Mainichi: Many foreign children in Japan are being placed in special education against their wishes amid a lack of consensus building with schools and doctors as they have trouble understanding Japanese […] In one case, a 14-year-old Brazilian girl who was born in Japan and is now in her second year of junior high school was placed in a special education class for her first four years of elementary school, without her or her mother being given a sufficient explanation. […] One day, when the girl was in her fourth year of elementary school, it emerged that she couldn’t do multiplication. When the girl was asked, “Don’t you learn that in school?” she replied, “We dig for potatoes at school.” […]
When it came to study, however, the girl was taught hardly anything. Later, when she moved schools and took an IQ test in the sixth grade, she was judged to have the intellectual ability of about a 6- or 7-year old. In junior high school, she has remained in a special education class. A Brazilian woman in her 20s who has already graduated described these special education classes as “prison camps for Brazilians,” as she has seen many friends from her country as well as children being urged to join such classes. […]
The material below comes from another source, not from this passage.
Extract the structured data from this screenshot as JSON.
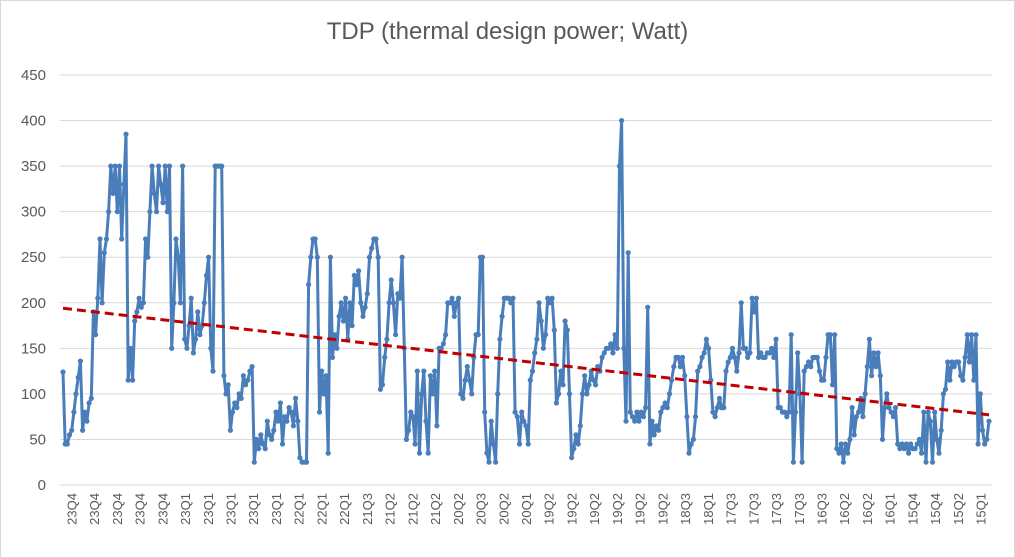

When approached by the Mainichi Shimbun, the school’s vice principal responded, “We decide whether or not a student goes into special education based on objective data such as hospital tests, and obtain parental consent.” But the vice principal divulged, “When foreigners increase in number, the learning progress of Japanese students is delayed. As far as is possible, (foreign students) should go to classes to be taught one on one.”